今後は、25日移動平均線(赤線)や75日移動平均線(青線)を上抜け、直近の高値(1,603円)に近づいていくのか、年初来安値(1,114円)に向かって下落していくのか要注目です。
まとめ
【業績】
- 前期(2022年7月期)の業績は、明治薬品株式会社の機能性表示食品、累計出荷70万本超のヒットとなったまつ毛美容液及びロート製薬株式会社のアイケアサプリメントが売上高の増加に貢献し、
前期比 増収減益で、売上高は3割弱増、利益面は営業利益と経常利益は8割減益、純利益は赤字転落で着地。 - 今期(2023年7月期)の通期予想は、前期比 増収増益で、売上高は2割弱増、利益面は営業利益は1割増、経常利益は微増、純利益は黒字転換を予想。
【株主還元】
- 今期の配当利回り(会社予想)は1.60%で、東証プライムの単純平均 2.34%(10/7時点) と比較すると低い水準。

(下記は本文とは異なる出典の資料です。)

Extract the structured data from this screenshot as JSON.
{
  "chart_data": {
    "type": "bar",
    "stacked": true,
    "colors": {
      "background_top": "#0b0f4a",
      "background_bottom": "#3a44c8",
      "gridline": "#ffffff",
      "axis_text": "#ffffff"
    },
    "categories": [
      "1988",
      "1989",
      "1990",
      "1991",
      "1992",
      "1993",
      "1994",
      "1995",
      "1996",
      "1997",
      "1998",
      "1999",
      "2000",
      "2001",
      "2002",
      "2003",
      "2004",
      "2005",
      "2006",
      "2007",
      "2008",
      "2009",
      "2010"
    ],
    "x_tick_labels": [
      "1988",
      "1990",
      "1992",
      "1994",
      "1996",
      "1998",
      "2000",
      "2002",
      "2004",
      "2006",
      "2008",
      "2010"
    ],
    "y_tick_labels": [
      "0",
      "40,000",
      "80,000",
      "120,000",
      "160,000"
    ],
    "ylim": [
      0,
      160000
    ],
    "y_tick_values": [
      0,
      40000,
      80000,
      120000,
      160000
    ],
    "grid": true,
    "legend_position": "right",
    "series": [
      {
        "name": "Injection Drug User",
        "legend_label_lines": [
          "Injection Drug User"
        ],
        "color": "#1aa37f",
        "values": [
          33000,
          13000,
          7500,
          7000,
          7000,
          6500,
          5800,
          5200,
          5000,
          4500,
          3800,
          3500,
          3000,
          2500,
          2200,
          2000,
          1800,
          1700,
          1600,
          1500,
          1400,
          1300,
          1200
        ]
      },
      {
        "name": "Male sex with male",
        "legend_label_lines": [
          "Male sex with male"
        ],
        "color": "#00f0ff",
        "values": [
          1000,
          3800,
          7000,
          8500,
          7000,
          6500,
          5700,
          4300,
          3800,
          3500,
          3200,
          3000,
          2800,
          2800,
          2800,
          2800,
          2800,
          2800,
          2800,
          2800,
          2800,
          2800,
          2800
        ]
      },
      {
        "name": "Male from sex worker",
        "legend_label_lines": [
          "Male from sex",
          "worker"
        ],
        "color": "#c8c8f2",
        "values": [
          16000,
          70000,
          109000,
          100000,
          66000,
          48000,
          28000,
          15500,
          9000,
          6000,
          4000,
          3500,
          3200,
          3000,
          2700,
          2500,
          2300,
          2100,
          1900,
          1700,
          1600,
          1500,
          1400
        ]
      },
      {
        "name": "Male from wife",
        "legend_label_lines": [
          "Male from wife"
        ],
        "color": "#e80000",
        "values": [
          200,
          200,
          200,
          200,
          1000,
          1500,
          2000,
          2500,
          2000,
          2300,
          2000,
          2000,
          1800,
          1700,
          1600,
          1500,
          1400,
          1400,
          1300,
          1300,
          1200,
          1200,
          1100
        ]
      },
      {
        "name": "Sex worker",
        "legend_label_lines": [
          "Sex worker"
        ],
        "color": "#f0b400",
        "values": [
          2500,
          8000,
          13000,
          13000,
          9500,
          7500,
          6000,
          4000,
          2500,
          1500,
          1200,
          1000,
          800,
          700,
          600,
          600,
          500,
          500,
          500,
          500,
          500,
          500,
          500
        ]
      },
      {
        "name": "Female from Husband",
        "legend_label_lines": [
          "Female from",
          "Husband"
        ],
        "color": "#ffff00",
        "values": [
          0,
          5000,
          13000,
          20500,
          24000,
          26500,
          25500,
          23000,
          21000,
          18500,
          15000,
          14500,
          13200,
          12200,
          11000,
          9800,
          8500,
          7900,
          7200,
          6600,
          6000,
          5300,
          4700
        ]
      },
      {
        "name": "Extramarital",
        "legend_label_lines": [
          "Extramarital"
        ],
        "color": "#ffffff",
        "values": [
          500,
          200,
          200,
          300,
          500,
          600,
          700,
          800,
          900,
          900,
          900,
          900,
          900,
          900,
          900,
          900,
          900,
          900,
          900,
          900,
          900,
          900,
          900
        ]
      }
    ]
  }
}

- 直近5年間の配当金は、0~25円の間で推移しており、
配当性向は、配当がある年は20%弱~30%台で推移。 - 安定した配当等を積極的に充実していくことを基本方針として、自己株式取得を含む総還元性向20%を株主還元策の目安としている。
【流動性・自社株買い数量】
- 直近の出来高の5日平均は5,110百株、25日平均は8,616百株で、流動性は高い水準。
- 自社株買い数量は、発行済み株式総数(自己株式を除く)の0.93%と少ない数量。
【株価モメンタム】
- 週足ベースの株価は、2021年4月に高値(3,820円)をつけた後は、高値切り下げ安値切り下げの下落トレンドで推移。
- 直近の株価は、8月下旬に高値(1,603円)をつけた後は調整し、9月下旬に年初来安値(1,114円)をつけた。
しかしその後は上昇に転じ、今回の自社株買い発表の翌営業日(10/11)は地合いが悪い中、前日比 6円安(-0.48%)と小幅な下落で終了。 - 今後の株価は、25日移動平均線や75日移動平均線を上抜け、直近の高値(1,603円)に近づいていくのか、年初来安値(1,114円)に向かって下落していくのか要注目。
以上のことから、
レベル (⭐(最低)~ ⭐⭐⭐⭐⭐(最高)) | |
業績 | ⭐⭐⭐ |
株主還元 (配当、株主優待等) | ⭐⭐ |
株価モメンタム | ⭐⭐⭐ |
流動性 | ⭐⭐⭐⭐ |
自社株買い数量 | ⭐⭐ |
総合判定 | ⭐⭐⭐(中立) |
と判断しました。
最後までご覧いただき、ありがとうございました。